Padmavati , by Albert Roussel , may be the greatest opera you've never heard .
This highly original French composer, who lived from 1869 to 1937 , was apparently 
inspired by his visit to India about a century ago to write this unique opera/ballet , which 
tales place in medieval India during the Moghul conqest of the subcontinent .
It was first performed in 1923 at the Paris opera to considerable acclaim , and had a few revivals there over the years , but has somehow never achieved the lasting place in the repertoire it deserves , which is a pity, because it's one of the most gripping, colorful and 
fascinating operas you're ever likely to hear.
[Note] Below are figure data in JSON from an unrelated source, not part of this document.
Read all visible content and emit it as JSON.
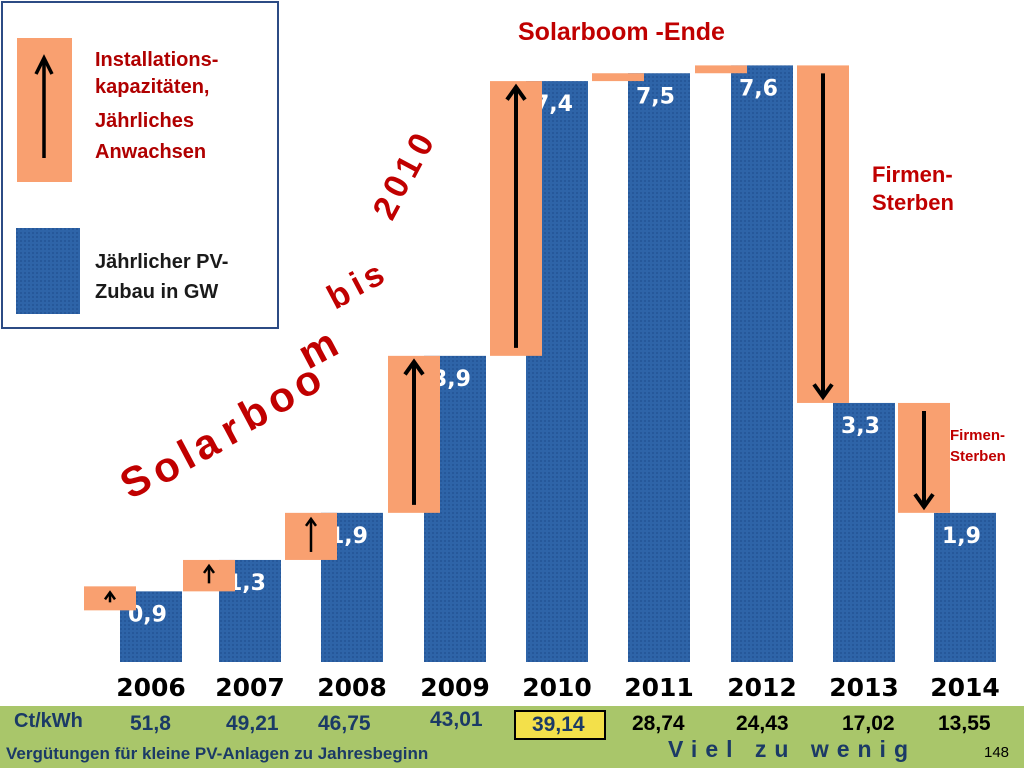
{
  "chart_data": {
    "type": "bar",
    "categories": [
      "2006",
      "2007",
      "2008",
      "2009",
      "2010",
      "2011",
      "2012",
      "2013",
      "2014"
    ],
    "values": [
      0.9,
      1.3,
      1.9,
      3.9,
      7.4,
      7.5,
      7.6,
      3.3,
      1.9
    ],
    "value_labels": [
      "0,9",
      "1,3",
      "1,9",
      "3,9",
      "7,4",
      "7,5",
      "7,6",
      "3,3",
      "1,9"
    ],
    "title": "Solarboom -Ende",
    "ylim": [
      0,
      8
    ],
    "grid": false,
    "legend": {
      "placement": "top-left",
      "entries": [
        {
          "lines": [
            "Installations-",
            "kapazitäten,",
            "Jährliches",
            "Anwachsen"
          ],
          "color": "#f9a070"
        },
        {
          "lines": [
            "Jährlicher PV-",
            "Zubau in GW"
          ],
          "color": "#2e64a8"
        }
      ]
    },
    "annotations": {
      "diagonal_text": [
        "S",
        "o",
        "l",
        "a",
        "r",
        "b",
        "o",
        "o",
        "m",
        "b",
        "i",
        "s",
        "2",
        "0",
        "1",
        "0"
      ],
      "firmen_sterben_large": [
        "Firmen-",
        "Sterben"
      ],
      "firmen_sterben_small": [
        "Firmen-",
        "Sterben"
      ]
    },
    "changes": [
      {
        "from": 0,
        "to": 0.9,
        "direction": "up"
      },
      {
        "from": 0.9,
        "to": 1.3,
        "direction": "up"
      },
      {
        "from": 1.3,
        "to": 1.9,
        "direction": "up"
      },
      {
        "from": 1.9,
        "to": 3.9,
        "direction": "up"
      },
      {
        "from": 3.9,
        "to": 7.4,
        "direction": "up"
      },
      {
        "from": 7.4,
        "to": 7.5,
        "direction": "up"
      },
      {
        "from": 7.5,
        "to": 7.6,
        "direction": "up"
      },
      {
        "from": 7.6,
        "to": 3.3,
        "direction": "down"
      },
      {
        "from": 3.3,
        "to": 1.9,
        "direction": "down"
      }
    ],
    "colors": {
      "bar": "#2e64a8",
      "change": "#f9a070",
      "text_red": "#c00000"
    }
  },
  "price_row": {
    "label": "Ct/kWh",
    "values": [
      "51,8",
      "49,21",
      "46,75",
      "43,01",
      "39,14",
      "28,74",
      "24,43",
      "17,02",
      "13,55"
    ],
    "highlight_index": 4,
    "note": "Vergütungen für kleine PV-Anlagen zu Jahresbeginn",
    "warning": "Viel zu wenig",
    "page": "148"
  }
}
It still awits its U.S. premiere , although Christoph Eschenbach, recently installed as music director of the Washington National symphony, led excerpts from it earlier this year at a Washington concert .
There was a revival at the Paris Theatre de Chatelet a few years ago , which was 
very enthusiastically received , and the production later moved to the Spoleto festival in Italy, but with a different cast and conductor .
The plot of Padmavati is quite straightforward ; the conquering Moghul Sultan Alauddin comes to the city of Chitoor after a long conflict ostensibly to make peace with the Maharajah Ratan Sen, but secretly covets his dazzlingly beautiful wife 
Padmavati, who is revered by the local people as almost divine . 
But he soon decrees that if Padmavati is not immediately handed over to him , his army will destroy the entire city and slaughter all of its inhabitants .
Padmavati, her attendants, and the Brahmin priests retreat to a secret Hindu temple in th emeantime while Ratan Sen and his Indian troops valiantly fight the Moghul army .
The maharajah returns wounded to the temple and begs his wife to yield to the Sultan in order to spare the people and the city . But she refuses adamantly , 
and stabs her husband to death so that she will be required by Hindu law to commit Suttee, or the ritual burning of widows . 
She goes through an elaborate ritual of immolation , and at the very end , Alauddin and his troops have finally penetrated the temple . But she is no more, and 
everything was in vain ! 
Roussel's score sounds like no opera you have ever heard , and the orchestration is
filled with the most dazzling colors you have ever heard .
As the composer had the opportunity to study traditional Indian music at the source,
the music sounds much more authentically Indian than such entertaining but pseudo 
Indian operas as Delibe's Lakme and Bizet's The Pearl Fishers .
There are extended ballet sequences . Russel's music sounds nothing like his 
better-known contemporaries Debussy and Ravel ; it is much more rugged and dissonant , yet often full of sensuous, sinuous melodic lines . 
So far, there have been only two recordings, one live, and one studio.
The studio version from the 80s , and a superb one ,features Marilyn Horne in the title role, Nicolai Gedda as her husband , and Jose Van Dam as the Sultan , with a sizable number of smaller roles filled by some excellent French singers .
The conductor is Michel Plasson , who has recorded so much interesting off-beat French music, with the excellent Toulouse orchestra and a chorus from Barcelona ,in 
vivid and atmospheric sound on EMI .
I haven't heard the other one, from a live concert performance in London in 1969, the Roussel centennial year, conducted by Jean Martinon, who had been a pupil of the composer .
There may still be some copies left at arkivmusic.com .
Do try this fascinating and unique opera ballet if you can find a copy .
Let's hope that Leon Botstein will do Padmavati sometime soon in New York with his
American symphony .


----------



## Manxfeeder (Oct 19, 2010)

I agree. I'm not much of an opera fan, but I stumbled on the Plasson recording at a used CD store and have been taken with it from the start.


----------